Pennsylvania Board of Probation and Parole, [473 A.2d
247 (Pa. Cmwlth. 1984)]. In Green, we held that a grant
of parole is not executed until the prisoner signs the
acknowledgement of parole conditions, Board form
PBPP-11, and the Board issues its parole release order,
Board form PBPP-10. []515 A.2d at 1008. Here, there is
no allegation that [the inmate] signed the
acknowledgement of parole conditions or that the Board
issued a parole release order and [the inmate] concedes
that they were not completed. Accordingly, [the inmate]
never attained the status of “parolee” with respect to the
parole granted by the [Board’s] order and the Board was
not required to provide him with advance notice and a
hearing before it rescinded its prior grant of parole.
Therefore, the Board did not violate any of his due process
rights when it rescinded its prior grant of parole. . . .
Johnson v. Pennsylvania Board of Probation and Parole, 532 A.2d 50, 52 (Pa.

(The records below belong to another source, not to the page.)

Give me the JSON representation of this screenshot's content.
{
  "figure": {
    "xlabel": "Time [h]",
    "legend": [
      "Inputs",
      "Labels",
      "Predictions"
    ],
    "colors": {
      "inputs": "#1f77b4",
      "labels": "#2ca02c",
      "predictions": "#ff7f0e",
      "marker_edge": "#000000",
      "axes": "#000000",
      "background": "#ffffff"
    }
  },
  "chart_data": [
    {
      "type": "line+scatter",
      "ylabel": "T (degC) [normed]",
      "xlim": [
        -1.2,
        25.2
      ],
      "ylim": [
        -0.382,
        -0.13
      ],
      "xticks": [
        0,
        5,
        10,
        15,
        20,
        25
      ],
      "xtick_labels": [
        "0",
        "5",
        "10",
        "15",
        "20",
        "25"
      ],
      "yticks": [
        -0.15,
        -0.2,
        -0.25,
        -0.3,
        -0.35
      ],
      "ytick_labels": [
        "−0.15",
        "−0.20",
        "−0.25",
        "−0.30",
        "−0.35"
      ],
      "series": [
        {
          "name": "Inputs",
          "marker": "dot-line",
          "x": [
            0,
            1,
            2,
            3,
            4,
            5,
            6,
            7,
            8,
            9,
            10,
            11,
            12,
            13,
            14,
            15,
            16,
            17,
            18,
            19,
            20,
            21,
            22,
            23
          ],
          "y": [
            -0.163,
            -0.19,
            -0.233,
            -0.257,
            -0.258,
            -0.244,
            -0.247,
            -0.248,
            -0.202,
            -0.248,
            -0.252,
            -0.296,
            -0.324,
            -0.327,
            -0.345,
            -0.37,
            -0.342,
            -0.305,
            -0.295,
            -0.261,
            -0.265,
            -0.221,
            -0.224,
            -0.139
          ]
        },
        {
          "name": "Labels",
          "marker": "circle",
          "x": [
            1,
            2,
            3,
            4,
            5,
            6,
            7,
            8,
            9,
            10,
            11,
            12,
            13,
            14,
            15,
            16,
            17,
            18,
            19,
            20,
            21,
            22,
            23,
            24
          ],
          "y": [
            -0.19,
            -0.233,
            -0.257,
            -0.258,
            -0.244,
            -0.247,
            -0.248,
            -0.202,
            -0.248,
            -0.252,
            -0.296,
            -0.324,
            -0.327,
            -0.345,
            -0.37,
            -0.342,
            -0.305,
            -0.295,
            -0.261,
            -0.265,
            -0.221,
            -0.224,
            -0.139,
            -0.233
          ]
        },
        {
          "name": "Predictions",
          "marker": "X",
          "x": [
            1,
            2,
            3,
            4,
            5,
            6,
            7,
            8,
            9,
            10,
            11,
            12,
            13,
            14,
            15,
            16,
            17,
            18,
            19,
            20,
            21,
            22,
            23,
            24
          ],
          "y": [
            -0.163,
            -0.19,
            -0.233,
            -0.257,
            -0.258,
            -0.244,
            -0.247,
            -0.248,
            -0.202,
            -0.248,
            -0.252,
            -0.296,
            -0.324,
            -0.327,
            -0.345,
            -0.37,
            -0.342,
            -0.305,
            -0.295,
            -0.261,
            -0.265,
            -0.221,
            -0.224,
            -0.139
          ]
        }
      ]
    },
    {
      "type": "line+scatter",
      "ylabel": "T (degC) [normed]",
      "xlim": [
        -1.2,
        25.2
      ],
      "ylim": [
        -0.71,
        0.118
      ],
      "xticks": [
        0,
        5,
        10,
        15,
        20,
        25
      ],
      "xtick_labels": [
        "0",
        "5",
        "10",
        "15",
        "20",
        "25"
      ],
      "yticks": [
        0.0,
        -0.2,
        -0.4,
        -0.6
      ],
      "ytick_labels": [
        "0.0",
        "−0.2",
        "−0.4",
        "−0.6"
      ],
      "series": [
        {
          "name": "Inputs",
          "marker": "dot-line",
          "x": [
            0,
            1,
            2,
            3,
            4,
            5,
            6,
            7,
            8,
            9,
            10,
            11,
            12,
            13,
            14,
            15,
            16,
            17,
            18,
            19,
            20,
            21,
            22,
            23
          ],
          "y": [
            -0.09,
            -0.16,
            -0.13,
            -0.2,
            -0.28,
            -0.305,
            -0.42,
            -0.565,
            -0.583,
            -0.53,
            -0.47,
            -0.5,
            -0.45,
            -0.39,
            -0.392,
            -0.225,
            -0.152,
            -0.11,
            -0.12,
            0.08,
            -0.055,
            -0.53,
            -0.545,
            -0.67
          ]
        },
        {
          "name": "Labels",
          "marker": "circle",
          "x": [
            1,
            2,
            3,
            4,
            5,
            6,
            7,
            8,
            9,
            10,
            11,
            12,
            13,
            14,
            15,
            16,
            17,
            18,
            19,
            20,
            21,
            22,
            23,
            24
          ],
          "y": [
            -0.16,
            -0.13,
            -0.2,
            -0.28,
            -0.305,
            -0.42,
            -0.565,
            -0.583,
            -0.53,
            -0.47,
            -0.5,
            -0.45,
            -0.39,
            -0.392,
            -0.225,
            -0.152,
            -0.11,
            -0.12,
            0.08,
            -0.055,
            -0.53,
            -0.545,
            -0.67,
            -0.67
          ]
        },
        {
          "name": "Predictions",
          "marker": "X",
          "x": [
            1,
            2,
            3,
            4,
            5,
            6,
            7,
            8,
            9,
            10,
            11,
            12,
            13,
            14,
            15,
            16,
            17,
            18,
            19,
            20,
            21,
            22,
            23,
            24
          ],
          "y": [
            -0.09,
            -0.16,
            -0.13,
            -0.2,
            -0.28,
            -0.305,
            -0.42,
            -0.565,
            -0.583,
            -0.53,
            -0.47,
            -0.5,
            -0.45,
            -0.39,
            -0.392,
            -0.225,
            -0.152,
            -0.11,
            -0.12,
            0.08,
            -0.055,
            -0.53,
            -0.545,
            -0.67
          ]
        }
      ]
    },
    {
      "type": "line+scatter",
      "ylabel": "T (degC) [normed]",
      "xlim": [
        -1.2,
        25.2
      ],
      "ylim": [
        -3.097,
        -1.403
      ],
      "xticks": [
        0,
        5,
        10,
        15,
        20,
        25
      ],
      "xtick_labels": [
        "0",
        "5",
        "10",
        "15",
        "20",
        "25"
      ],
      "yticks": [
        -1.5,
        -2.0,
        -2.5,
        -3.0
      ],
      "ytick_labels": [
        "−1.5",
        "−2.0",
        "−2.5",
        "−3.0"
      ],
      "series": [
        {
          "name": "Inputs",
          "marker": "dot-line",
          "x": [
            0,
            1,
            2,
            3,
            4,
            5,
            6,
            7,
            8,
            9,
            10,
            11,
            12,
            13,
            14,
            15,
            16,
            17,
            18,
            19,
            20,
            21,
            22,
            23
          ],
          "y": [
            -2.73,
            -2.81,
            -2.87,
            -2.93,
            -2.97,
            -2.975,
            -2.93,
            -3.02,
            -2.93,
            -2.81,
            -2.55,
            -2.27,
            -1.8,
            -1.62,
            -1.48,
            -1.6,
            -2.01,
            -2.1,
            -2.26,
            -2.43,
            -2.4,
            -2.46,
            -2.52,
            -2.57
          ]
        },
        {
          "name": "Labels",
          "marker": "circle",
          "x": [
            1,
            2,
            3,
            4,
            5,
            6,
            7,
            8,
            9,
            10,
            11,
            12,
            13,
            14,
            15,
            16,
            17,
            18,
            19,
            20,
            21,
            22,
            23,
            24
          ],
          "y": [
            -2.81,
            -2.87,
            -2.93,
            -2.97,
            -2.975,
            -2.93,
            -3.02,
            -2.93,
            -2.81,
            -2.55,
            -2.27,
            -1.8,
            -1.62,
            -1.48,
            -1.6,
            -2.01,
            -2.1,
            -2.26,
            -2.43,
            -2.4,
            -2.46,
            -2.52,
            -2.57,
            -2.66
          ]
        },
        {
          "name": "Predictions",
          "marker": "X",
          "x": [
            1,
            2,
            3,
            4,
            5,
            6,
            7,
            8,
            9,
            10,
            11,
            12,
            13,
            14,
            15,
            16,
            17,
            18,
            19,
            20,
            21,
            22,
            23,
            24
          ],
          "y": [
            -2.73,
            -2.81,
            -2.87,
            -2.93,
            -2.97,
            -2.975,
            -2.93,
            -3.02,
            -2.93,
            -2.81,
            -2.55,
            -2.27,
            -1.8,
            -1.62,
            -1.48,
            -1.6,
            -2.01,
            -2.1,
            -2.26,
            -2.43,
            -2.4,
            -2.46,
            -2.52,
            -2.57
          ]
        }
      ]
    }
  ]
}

Cmwlth. 1987). Likewise, in this case, the Board’s recission decision was issued
before Parolee’s automatic parole was executed, so his due process rights were not
violated when the Board issued its recission decision pursuant to Code Section
6138(d)(5)(i) without a counselled hearing. Id.4
4
See also Anderson v. Pennsylvania Parole Board, ___ A.3d ___, ___ n.7 (Pa. Cmwlth.,
No. 1248 C.D. 2020, filed October 20, 2021), slip op. at 7 n.7 (“[P]arole revocation, where a
parolee’s liberty is at stake, carries with it a constitutionally guaranteed right to a hearing, while
parole rescission, where the inmate is still confined, does not. Specifically, a Board’s parole
rescission decision due to prison misconduct is not subject to a hearing. Accordingly, the Board’s
Rescission Report properly reflected: ‘Hearing is not required because: . . . [i]nmate received a
misconduct hearing in SCI[.]’”) (citations omitted).
8
Accordingly, the Board’s order is affirmed.
MICHAEL H. WOJCIK, Judge
9
IN THE COMMONWEALTH COURT OF PENNSYLVANIA
Niheim Miller, :
:
Petitioner :
:
v. : No. 9 C.D. 2021
:
Pennsylvania Parole Board, :
:
Respondent :
ORDER
AND NOW, this 22nd day of December, 2021, the order of the
Pennsylvania Parole Board dated December 14, 2020, is AFFIRMED.